Caveat. The distinctness that survives volume matching is structural (product specialization, winner spread, proximity to the winning bid). The bid-conduct distinctness is narrower: one channel survives (median gap-to-winner), while the bid-dispersion sub-signal (AN-041) and the bid-timing battery (AN-042: all Wilcoxon p ≥ 0.23) are documented nulls — so this is not a multi-channel behavioral signature. The reading stays 🟡 because the dimensions are observational, within-stratum, and single-source (BEC × CADE). The first-time-FL channel (AN-021) and the matched quadrant heterogeneity (AN-032) bound a causal-mechanism reading the finding does not assert, not the structural distinctness. The supporting hypothesis H:cobidder-profile-distinct is Partial (strongly supported) on the structural claim; promotion beyond 🟡 / to Confirmed needs non-BEC replication.

Sources.

  • Own analysis: AN-008 (FL characterization), AN-009 (network HHI + proximity), AN-021 (first-time channel — demoted), AN-024 (unified mechanism quadrants), AN-028 (standardized-diff battery, 7 dimensions × 3 comparisons), AN-031 (bid- level gap-to-winner d = -0.28 — behavioral distinctness beyond participation), AN-032 (matched quadrant heterogeneity audit — honest negative finding), AN-041 (volume-matched profile audit — structural distinctness survives matching on tenders_count; bid-dispersion sub-signal does not), AN-042 (volume-matched timing audit — candidate 2nd bid-conduct channel, null).
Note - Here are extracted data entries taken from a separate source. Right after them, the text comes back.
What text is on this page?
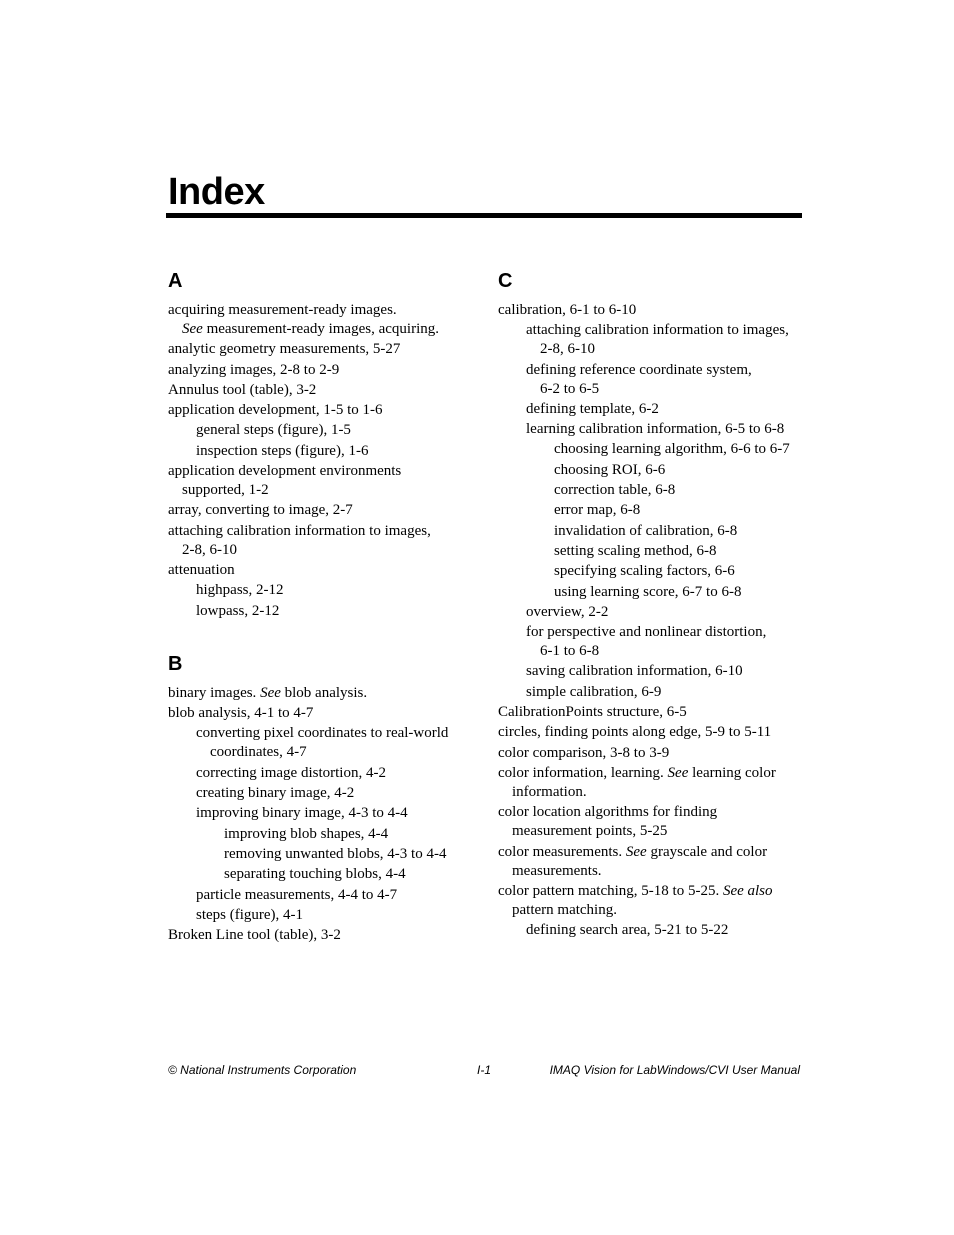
Index
A
acquiring measurement-ready images.
See measurement-ready images, acquiring.
analytic geometry measurements, 5-27
analyzing images, 2-8 to 2-9
Annulus tool (table), 3-2
application development, 1-5 to 1-6
general steps (figure), 1-5
inspection steps (figure), 1-6
application development environments
supported, 1-2
array, converting to image, 2-7
attaching calibration information to images,
2-8, 6-10
attenuation
highpass, 2-12
lowpass, 2-12
B
binary images. See blob analysis.
blob analysis, 4-1 to 4-7
converting pixel coordinates to real-world
coordinates, 4-7
correcting image distortion, 4-2
creating binary image, 4-2
improving binary image, 4-3 to 4-4
improving blob shapes, 4-4
removing unwanted blobs, 4-3 to 4-4
separating touching blobs, 4-4
particle measurements, 4-4 to 4-7
steps (figure), 4-1
Broken Line tool (table), 3-2
C
calibration, 6-1 to 6-10
attaching calibration information to images,
2-8, 6-10
defining reference coordinate system,
6-2 to 6-5
defining template, 6-2
learning calibration information, 6-5 to 6-8
choosing learning algorithm, 6-6 to 6-7
choosing ROI, 6-6
correction table, 6-8
error map, 6-8
invalidation of calibration, 6-8
setting scaling method, 6-8
specifying scaling factors, 6-6
using learning score, 6-7 to 6-8
overview, 2-2
for perspective and nonlinear distortion,
6-1 to 6-8
saving calibration information, 6-10
simple calibration, 6-9
CalibrationPoints structure, 6-5
circles, finding points along edge, 5-9 to 5-11
color comparison, 3-8 to 3-9
color information, learning. See learning color
information.
color location algorithms for finding
measurement points, 5-25
color measurements. See grayscale and color
measurements.
color pattern matching, 5-18 to 5-25. See also
pattern matching.
defining search area, 5-21 to 5-22
© National Instruments Corporation	I-1	IMAQ Vision for LabWindows/CVI User Manual
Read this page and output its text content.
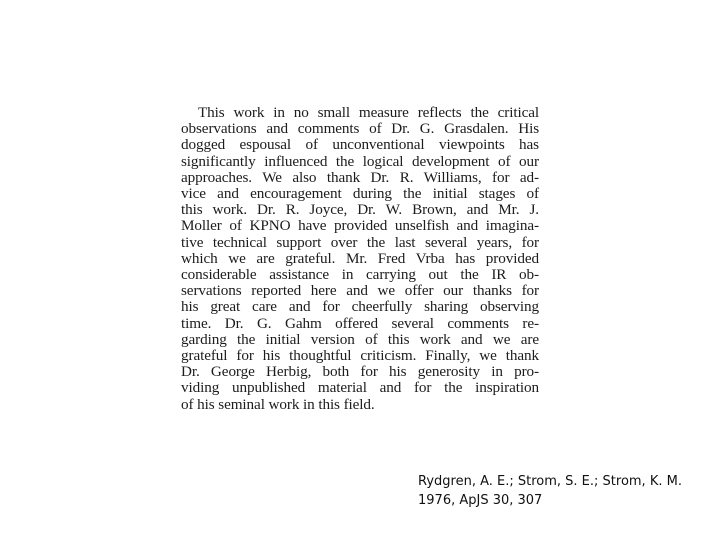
This work in no small measure reflects the critical
observations and comments of Dr. G. Grasdalen. His
dogged espousal of unconventional viewpoints has
significantly influenced the logical development of our
approaches. We also thank Dr. R. Williams, for ad-
vice and encouragement during the initial stages of
this work. Dr. R. Joyce, Dr. W. Brown, and Mr. J.
Moller of KPNO have provided unselfish and imagina-
tive technical support over the last several years, for
which we are grateful. Mr. Fred Vrba has provided
considerable assistance in carrying out the IR ob-
servations reported here and we offer our thanks for
his great care and for cheerfully sharing observing
time. Dr. G. Gahm offered several comments re-
garding the initial version of this work and we are
grateful for his thoughtful criticism. Finally, we thank
Dr. George Herbig, both for his generosity in pro-
viding unpublished material and for the inspiration
of his seminal work in this field.
Rydgren, A. E.; Strom, S. E.; Strom, K. M.
1976, ApJS 30, 307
  • Cross-refs: H:cobidder-profile-distinct; docs/results.md.
  • Macros: \valBridgeTendCob (136.5), \valBridgeTendFLnc (76.7), \valBridgeUniqWinCob (24.8), \valBridgeHHICob (0.380), \valBridgeHHIFLnc (0.288), \valFLwinnerHHI (0.178), \valNonFLwinnerHHI (0.303), \valFTpsCoef (0.062), \valFTpsP (0.312).
  • Validation: backing scripts scripts/28_pbu_characterization.R, scripts/19_network_heterogeneity_2d.R, scripts/30_first_time_fl_matching.R, scripts/35_unified_mechanism.R.